Stealing Your Website Business Idea

"I am creating a website. While I want people to know about it, I don't want someone stealing my idea before I'm finished. I would like input from likely users and thought by posting a note on an appropriate news groups I could get some quality feedback. Would this cause me to lose my niche? Should I be concerned about this since the site will be going live in the next few months? Or should I just wait until it's ready to go?" -- Ian Lane

In my experience, good ideas by themselves are "a dime a dozen." What makes a great site is the combination of (1) a good idea, (2) excellent execution, and (3) top customer care. The dot-com "rah-rah" days are over. Very few companies are prepared to invest the time, money, care, and detail into copying your idea and beating you to the marketplace -- and thrown-together sites are pretty easy to spot.

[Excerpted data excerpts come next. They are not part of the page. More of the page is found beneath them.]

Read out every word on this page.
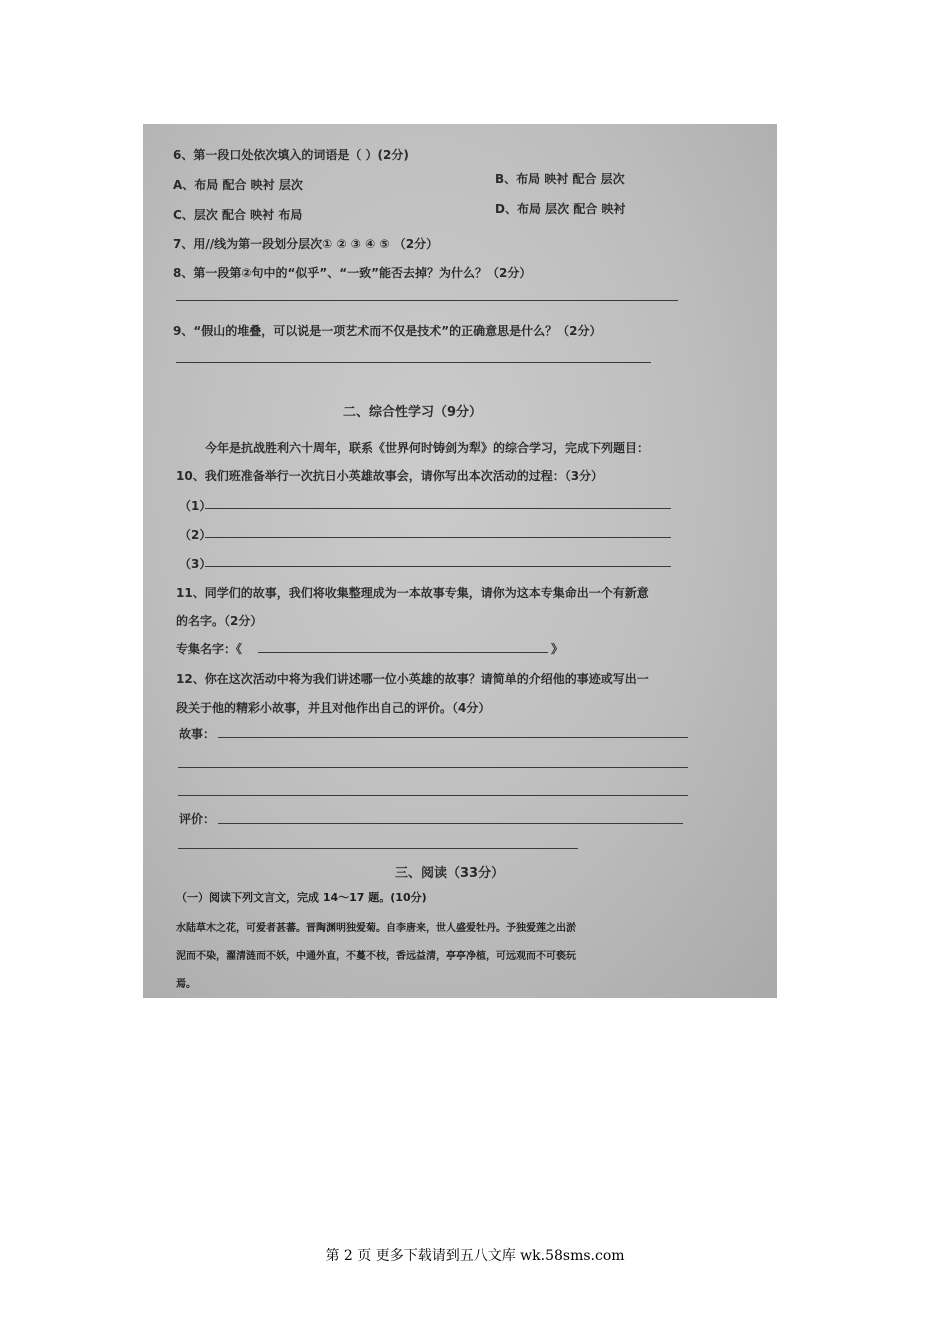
6、第一段口处依次填入的词语是（ ）(2分)
A、布局 配合 映衬 层次	B、布局 映衬 配合 层次
C、层次 配合 映衬 布局	D、布局 层次 配合 映衬
7、用//线为第一段划分层次① ② ③ ④ ⑤ （2分）
8、第一段第②句中的“似乎”、“一致”能否去掉？为什么？（2分）
9、“假山的堆叠，可以说是一项艺术而不仅是技术”的正确意思是什么？（2分）
二、综合性学习（9分）
今年是抗战胜利六十周年，联系《世界何时铸剑为犁》的综合学习，完成下列题目：
10、我们班准备举行一次抗日小英雄故事会，请你写出本次活动的过程：（3分）
（1）
（2）
（3）
11、同学们的故事，我们将收集整理成为一本故事专集，请你为这本专集命出一个有新意
的名字。（2分）
专集名字：《	》
12、你在这次活动中将为我们讲述哪一位小英雄的故事？请简单的介绍他的事迹或写出一
段关于他的精彩小故事，并且对他作出自己的评价。（4分）
故事：
评价：
三、阅读（33分）
（一）阅读下列文言文，完成 14～17 题。(10分)
水陆草木之花，可爱者甚蕃。晋陶渊明独爱菊。自李唐来，世人盛爱牡丹。予独爱莲之出淤
泥而不染，濯清涟而不妖，中通外直，不蔓不枝，香远益清，亭亭净植，可远观而不可亵玩
焉。
第 2 页 更多下载请到五八文库 wk.58sms.com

Having said that, I wouldn't start advertising the site in a news group yet. Rather, personally invite a few of the news group posters who seem wise and responsible to visit and give you feedback. You can place a robot.txt file in your root directory to keep search engines from indexing your site until you're ready. http://www.brown.edu/webmaster/search/robotexclusion.html

Of course, once you go live there's nothing to stop someone from taking your idea and improving upon it, so never be satisfied. Continue to improve your own site -- even if there are no apparent competitors. The better your site, the deeper your content, the easier your sales process, and the more caring your customer service, it'll be that much harder for any competitor to rise to your level of excellence. I wish you every success with your idea!